By the end of 24 weeks in utero, the baby can weigh around 1.3 pounds and be about 11.8 inches long. That’s almost a foot! The inner ear is also fully developed at this stage and your baby may be able to tell the difference between being upside down and right side up. You may also notice the jerking motions your baby makes when hiccuping and other fetal movements should be strong as well.
Though long, the baby is still skinny at this stage and most of the weight is from the skin and lean muscles. The 6 ounces baby usually gains in this week is attributed to muscle, bone mass, and organs. Baby’s alveoli are forming nicely in the lungs at 24 weeks, so that they can later be inflated when baby needs to breathe outside the womb. Baby’s skin is still “see-through” right now. But, it’s starting to get filled in with fatty cells and will be more like yours later in development.
The eyelids are fully formed but they won’t be able to unseal and open for a few more weeks. Bone marrow is also being made by the red blood cells by 24 weeks. The baby’s tastebuds are also forming at 24 weeks. So, you may be able to notice a reaction in your baby to certain tastes, especially bitter ones.
Muscular coordination in the hands and legs is better developed. Baby may be observed sucking their thumb and may kick and punch more than before. Sweat glands are also forming from 24-25 weeks. Your baby will also have creases appearing on the palms of their hands. The baby’s body also starts filling out and looking more like a newborn.

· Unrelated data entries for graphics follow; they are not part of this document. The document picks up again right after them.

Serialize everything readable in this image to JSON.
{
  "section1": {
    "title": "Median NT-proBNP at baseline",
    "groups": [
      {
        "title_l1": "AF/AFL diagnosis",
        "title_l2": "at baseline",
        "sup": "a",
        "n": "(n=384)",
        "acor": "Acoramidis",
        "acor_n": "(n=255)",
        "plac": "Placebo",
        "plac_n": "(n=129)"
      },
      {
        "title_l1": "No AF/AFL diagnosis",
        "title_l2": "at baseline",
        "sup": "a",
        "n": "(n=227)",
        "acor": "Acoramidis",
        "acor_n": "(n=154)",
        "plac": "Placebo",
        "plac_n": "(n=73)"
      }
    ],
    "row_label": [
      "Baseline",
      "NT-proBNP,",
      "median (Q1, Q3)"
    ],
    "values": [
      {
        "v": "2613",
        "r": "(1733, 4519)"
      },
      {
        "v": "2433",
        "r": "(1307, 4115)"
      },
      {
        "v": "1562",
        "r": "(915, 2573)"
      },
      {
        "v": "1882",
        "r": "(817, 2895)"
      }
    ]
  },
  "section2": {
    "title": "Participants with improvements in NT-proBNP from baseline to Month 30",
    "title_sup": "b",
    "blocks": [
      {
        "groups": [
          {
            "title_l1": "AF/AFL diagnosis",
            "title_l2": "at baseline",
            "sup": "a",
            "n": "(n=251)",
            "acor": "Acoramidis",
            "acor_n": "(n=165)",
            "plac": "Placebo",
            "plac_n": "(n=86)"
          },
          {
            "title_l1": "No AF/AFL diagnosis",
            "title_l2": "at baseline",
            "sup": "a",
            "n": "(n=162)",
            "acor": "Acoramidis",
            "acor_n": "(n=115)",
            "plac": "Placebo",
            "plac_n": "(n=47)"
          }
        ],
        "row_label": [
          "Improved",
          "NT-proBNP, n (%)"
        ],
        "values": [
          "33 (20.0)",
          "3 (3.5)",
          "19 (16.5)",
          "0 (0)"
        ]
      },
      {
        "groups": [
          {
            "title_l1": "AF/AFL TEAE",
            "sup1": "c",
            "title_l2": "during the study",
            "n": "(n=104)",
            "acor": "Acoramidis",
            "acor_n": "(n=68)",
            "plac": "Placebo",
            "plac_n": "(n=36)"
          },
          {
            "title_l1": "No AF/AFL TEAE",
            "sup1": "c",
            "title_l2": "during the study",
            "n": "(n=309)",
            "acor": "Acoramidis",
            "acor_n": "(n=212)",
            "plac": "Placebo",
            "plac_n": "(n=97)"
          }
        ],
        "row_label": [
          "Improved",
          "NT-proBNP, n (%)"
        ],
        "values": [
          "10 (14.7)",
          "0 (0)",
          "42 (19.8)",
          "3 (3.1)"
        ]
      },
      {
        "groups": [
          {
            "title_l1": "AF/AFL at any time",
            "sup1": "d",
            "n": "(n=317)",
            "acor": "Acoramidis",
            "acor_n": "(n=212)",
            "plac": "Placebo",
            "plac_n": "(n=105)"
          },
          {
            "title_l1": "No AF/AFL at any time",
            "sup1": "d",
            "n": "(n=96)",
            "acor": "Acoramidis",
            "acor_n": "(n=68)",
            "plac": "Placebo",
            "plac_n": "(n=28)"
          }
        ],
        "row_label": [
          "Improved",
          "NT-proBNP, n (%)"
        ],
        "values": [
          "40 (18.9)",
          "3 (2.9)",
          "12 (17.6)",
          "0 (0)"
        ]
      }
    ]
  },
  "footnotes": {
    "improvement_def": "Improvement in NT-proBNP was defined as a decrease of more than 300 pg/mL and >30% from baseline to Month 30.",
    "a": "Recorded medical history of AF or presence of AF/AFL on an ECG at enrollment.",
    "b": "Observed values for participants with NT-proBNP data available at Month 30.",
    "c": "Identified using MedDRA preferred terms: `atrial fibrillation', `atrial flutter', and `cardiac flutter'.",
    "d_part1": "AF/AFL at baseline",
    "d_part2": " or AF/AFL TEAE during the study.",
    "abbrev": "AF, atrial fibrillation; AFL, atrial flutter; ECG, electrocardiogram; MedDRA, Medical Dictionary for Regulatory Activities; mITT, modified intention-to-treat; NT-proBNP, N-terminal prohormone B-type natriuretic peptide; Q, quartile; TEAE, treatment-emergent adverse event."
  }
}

You may notice stretch marks appearing on the hips, breasts, and abdomen. Cocoa butter or stretch mark creams may provide some relief or fade them. But they may not. A more supportive bra can help prevent (or at least reduce the intensity of) breast-area stretch marks. They may be reddish-brown during pregnancy. After delivery, they usually lighten. Around 90% of women get stretch marks at some point during pregnancy.
You may feel the need to use moisturizing eye drops at this point, as the eyes can be dry, gritty, and more sensitive to light than usual. This is normal during pregnancy and common starting at around 24 weeks.
Remember to eat healthy during pregnancy, as your baby is growing and needs nutrition. Your obstetrician or midwife can discuss healthy options specific to your situation. Everyone is different and will have different needs, based on health, usual dietary habits, medical conditions, supplementary needs, and more.